Certainly, in the Philippines recently, during Typhoon Haiyan in November, the army, which refused to take reporters along on its rescue mission, tweeted and uploaded some of the most moving events, including news of surgeries, the growing number of patients treated (2,686) and the 36 babies delivered by Israeli staff. In fact, rather than try to peddle the material to an array of news agencies – a sometimes frustrating task – the IDF controlled the material and either distributed it or spotlighted its own footage.
In fact, a caption beneath IDF Facebook photos, which seems less common today, once implored readers to, “share this, because the mainstream media will not.”
Clandestine uses
In the Arab Middle East, 40.2 percent of the residents are hooked up to the Internet. Of those, 88 percent use social media, with Facebook by far the most popular. They converse in English and Arabic to a nearly equal degree, according to Col. (res) Avi Becker, who placed the United Arab Emirates, Kuwait, Jordan, Lebanon and Qatar in the top spots. [The West Bank and Gaza, were it a country, would be ranked in second place, with 36 percent penetration among the public, and Iran, for which there were no official numbers, was not listed in Becker’s presentation.]
For the open-source intelligence unit (Osint) in the IDF’s Military Intelligence Directorate,this has been a boon. Once a sleepy corner of the almighty signal intelligence collection Unit 8200, Hatzav, as the unit is known, is far more central to the understanding of foreign countries. While in the past, the soldiers serving in Hatzav were asked to keep tabs on a limited number of recognized media sources, the several hundred soldiers in the unit today are often trained in something called social analysis. “The soldiers learn how to track information on social media, to identify opinion leaders, to pinpoint an event and to understand the volume of attention surrounding it,” Lt. Col. R, the commander of the unit, told the financial daily The Marker in 2013.
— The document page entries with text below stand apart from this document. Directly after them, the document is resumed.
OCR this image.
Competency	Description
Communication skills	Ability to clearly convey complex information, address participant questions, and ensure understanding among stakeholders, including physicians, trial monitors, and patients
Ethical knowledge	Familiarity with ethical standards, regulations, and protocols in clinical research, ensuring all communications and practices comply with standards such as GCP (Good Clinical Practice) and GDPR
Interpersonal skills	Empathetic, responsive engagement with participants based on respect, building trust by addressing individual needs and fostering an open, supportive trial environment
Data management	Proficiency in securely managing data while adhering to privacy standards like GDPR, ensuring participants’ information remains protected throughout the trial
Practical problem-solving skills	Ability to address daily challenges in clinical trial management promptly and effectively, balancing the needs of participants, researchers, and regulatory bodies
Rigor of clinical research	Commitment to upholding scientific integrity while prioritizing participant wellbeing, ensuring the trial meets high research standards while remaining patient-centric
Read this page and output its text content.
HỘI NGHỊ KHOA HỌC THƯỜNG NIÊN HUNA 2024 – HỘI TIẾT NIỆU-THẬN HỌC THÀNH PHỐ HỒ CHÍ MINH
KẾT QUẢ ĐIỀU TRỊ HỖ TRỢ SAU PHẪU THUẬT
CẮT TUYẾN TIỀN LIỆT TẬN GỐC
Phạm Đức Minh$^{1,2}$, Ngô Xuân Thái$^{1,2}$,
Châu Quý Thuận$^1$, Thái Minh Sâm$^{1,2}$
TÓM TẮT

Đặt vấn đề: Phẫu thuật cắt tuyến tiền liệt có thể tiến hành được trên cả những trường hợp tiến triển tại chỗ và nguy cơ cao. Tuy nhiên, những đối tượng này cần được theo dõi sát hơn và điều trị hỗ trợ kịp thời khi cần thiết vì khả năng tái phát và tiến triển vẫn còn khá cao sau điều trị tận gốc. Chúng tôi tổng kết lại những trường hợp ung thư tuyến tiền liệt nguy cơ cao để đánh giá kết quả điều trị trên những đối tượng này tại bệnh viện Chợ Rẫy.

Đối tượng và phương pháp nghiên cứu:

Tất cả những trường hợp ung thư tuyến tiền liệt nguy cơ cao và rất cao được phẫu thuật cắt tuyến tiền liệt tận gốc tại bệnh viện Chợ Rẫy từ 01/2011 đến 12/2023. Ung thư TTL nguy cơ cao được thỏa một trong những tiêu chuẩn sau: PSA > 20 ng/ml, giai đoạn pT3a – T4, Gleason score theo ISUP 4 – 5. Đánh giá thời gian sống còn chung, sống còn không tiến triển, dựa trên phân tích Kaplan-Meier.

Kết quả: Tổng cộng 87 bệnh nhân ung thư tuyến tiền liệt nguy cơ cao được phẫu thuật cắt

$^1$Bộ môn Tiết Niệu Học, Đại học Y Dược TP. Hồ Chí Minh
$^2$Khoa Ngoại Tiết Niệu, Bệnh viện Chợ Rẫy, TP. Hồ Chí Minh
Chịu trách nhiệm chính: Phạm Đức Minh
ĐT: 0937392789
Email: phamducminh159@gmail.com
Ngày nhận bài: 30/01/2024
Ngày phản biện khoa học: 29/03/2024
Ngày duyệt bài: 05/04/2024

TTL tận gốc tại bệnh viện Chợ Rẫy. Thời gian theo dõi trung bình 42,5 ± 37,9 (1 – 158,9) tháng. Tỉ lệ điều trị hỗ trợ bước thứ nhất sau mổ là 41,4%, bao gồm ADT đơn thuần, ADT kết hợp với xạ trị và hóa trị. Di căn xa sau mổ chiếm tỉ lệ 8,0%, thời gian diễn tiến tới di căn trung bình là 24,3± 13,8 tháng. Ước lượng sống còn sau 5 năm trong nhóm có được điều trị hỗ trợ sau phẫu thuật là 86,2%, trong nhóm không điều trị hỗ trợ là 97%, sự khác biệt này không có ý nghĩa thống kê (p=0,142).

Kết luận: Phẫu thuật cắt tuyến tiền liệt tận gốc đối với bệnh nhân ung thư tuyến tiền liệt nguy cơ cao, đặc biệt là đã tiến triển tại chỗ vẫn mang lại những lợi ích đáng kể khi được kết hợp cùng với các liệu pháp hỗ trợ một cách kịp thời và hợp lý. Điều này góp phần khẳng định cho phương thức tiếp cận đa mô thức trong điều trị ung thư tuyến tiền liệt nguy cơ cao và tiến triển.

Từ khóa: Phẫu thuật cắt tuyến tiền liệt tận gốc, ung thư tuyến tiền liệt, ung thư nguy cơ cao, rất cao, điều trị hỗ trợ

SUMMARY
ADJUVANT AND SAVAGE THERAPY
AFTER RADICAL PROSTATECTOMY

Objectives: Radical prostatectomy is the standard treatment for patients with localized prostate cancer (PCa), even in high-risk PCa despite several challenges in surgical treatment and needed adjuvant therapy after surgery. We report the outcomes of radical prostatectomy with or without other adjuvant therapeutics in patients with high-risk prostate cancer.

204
They also are asked to track certain Middle Eastern populations or groups online and to discern between reliable and untrustworthy sources of information. The amassed material, which includes central social media trends embedded on a map, is sent out daily as an online newsletter to relevant officers and bureaus. This dovetails with the commander of the military intelligence Maj. Gen. Aviv Kochavi’s understanding of the changing Middle East, where, he said last year, “The primary achievement of the turbulence in the Arab world today is the public’s right to be heard and to exert influence.”
Becker, though, who today is the director general of the Communications Ministry, suggested that social media ought to be utilized strategically, as a tool that can deter, warn and decide certain battles. He would not say what was currently in use, but suggested that many of the IDF’s principles of war could be applied to social media. “Can social media be used to deter?” he asked. “Well, it’s sensitive, it’s classified and I’m not sure, but say someone was able to insert a certain video that went viral in Iran, would that not count?”
He suggested that one could produce a video that questioned the necessity of Iran’s nuclear program, for instance, from a nationalist perspective, and made clear that the source would have to come from someone who has built his or her reliable reputation over a solid two years.
Ranging on to topics such as the exertion of psychological pressure on the enemy, and the recruiting of intelligence assets online, all done by soldiers sitting in front of a “table of pizza and Cokes,” he said, “I don’t know if they do this in the IDF but I have no doubt that they understand that this is an amazing operational tool that did not exist before.”
Leon, who thought Becker’s 35:65 ration of good to bad was hugely optimistic, countered with a different piece of parting advice. “If we want to win the next war,” he said, “the best thing to do is buy everyone in Hezbollah a smartphone.”